Size paddocks to provide consistent days of grazing. A minimal 30-day rotation is recommended if cattle are moved at least once a week. Four paddocks in a 30-day rotation means moving animals every 6-7 days. On the other hand, during slow winter growth or drought conditions, shorter periods between grazing rotations will be necessary to prohibit overgrazing and forage stand damage. During a drought, it may be necessary to divide your operation up into as many as eight paddocks. With this number of paddocks, gates can be opened or animals moved more often during a quick rotation, temporary electric fencing can further split paddocks during a faster rotation, or paddocks can be cut out of the rotation to allow ample regrowth or even irrigation.

The shape of the fenced pasture makes a big difference in the length of fence needed to enclose the pasture. Paddocks should be fairly square, minimizing soil variation and following landscape changes. A perfect square is not always possible, as access to water, shade, livestock handling facilities and the natural lay of the land must be considered. Square paddocks usually require the minimum amount of fencing and reduce distance to water sources. Rectangular paddocks should be no more than four times as long as they are wide. Pie-shaped fencing designs with a central water source can lead to mud holes where livestock congregate at water sources. In the case of sheep/lambs, a muddy or not so well drained area that is caused by high concentrations of animals, or just a low-lying area that doesn’t drain well, will cause your operation an unnecessary amount of hardship due to hoof rot. If this is allowed to happen, that pasture will never be able to be grazed again, because the bacteria that causes hoof rot is almost impossible to eradicate once it is in the soil.

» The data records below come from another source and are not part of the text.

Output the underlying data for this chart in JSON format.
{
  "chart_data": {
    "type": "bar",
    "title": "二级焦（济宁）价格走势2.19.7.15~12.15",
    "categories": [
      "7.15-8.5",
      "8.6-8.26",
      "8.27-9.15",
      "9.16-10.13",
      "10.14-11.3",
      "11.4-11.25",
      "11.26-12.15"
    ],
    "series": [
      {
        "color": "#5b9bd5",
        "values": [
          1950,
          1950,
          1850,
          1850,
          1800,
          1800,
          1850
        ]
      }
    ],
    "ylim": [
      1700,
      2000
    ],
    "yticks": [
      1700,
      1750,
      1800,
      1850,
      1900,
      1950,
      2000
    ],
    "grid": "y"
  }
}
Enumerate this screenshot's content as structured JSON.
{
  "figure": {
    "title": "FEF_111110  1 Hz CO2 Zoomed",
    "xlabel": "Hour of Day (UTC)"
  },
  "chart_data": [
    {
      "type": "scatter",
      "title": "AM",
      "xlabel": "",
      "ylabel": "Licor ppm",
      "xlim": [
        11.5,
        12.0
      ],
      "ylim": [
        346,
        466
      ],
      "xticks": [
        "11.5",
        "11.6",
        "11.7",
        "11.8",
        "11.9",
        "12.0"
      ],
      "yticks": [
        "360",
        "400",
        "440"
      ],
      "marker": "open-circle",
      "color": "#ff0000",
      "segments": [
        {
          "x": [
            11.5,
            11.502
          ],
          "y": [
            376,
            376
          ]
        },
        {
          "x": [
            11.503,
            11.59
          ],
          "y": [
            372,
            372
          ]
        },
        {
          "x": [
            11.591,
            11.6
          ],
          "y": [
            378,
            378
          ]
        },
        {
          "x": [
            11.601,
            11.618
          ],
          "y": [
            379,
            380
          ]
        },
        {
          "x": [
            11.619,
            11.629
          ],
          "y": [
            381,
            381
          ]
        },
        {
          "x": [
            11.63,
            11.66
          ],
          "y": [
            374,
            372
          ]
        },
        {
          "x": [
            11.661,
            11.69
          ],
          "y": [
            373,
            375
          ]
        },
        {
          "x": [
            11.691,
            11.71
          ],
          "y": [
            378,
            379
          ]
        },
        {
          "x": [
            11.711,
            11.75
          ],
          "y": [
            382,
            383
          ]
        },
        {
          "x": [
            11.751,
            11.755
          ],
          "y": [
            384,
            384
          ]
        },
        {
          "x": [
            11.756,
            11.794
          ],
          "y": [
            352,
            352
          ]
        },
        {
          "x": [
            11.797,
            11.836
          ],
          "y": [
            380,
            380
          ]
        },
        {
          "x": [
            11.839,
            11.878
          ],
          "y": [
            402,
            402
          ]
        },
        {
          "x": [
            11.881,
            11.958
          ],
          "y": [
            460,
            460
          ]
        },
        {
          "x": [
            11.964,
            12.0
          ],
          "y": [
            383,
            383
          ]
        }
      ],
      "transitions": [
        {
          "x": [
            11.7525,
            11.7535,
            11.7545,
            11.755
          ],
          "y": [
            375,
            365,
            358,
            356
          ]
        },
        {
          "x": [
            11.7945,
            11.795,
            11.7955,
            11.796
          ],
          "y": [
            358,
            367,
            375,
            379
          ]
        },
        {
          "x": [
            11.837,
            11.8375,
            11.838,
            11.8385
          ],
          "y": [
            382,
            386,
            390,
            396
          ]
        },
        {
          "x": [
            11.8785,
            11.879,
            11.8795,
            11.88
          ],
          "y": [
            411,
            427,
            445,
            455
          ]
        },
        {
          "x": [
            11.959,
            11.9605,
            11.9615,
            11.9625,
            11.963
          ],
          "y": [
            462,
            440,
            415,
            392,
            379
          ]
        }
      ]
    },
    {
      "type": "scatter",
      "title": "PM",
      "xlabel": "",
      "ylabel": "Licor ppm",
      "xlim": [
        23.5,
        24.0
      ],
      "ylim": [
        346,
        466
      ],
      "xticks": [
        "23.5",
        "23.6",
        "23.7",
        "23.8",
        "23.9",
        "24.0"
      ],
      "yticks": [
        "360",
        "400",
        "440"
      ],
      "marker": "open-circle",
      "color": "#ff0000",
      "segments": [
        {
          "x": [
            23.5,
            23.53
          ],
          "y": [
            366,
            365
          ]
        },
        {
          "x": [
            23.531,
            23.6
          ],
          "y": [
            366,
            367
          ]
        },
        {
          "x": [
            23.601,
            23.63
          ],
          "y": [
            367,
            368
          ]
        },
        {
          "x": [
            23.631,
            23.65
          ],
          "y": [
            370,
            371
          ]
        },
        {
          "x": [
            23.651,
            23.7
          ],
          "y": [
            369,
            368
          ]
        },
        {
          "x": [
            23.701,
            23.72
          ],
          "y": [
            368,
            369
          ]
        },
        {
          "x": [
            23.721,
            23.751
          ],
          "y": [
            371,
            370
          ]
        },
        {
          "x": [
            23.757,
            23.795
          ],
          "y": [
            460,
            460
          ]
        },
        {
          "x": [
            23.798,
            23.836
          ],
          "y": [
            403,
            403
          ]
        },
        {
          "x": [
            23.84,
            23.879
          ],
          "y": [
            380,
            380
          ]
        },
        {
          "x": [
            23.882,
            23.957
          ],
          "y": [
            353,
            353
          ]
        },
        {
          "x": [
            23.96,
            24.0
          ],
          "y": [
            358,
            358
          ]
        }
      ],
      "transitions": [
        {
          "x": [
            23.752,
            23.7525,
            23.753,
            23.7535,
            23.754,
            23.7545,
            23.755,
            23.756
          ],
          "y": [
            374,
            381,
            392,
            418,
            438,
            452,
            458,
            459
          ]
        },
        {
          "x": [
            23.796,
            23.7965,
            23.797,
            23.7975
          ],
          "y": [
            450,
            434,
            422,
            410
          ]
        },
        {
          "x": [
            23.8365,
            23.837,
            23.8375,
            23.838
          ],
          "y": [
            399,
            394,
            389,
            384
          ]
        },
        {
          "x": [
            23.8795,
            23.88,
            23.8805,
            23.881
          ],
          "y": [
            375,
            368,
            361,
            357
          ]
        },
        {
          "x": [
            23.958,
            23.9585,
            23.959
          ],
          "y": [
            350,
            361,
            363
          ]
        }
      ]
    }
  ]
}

On our farm, we can graze 30 100% grass-fed beefalo for a week on 2.5 acres. Therefore, we utilize four rotational paddocks throughout the grazing season and use 3.5 acres to stockpile forages (untouched), throughout the season in case there is a drought, and we need to pull them off of their regular paddocks so the forages have a chance to rest until we hopefully get some moisture. We have had times such as last summer when we needed to feed dry hay in July and August because our pastures burned up from lack of moisture.

The long and short of it is, plan ahead for the worst weather conditions, and be happy when they don't happen!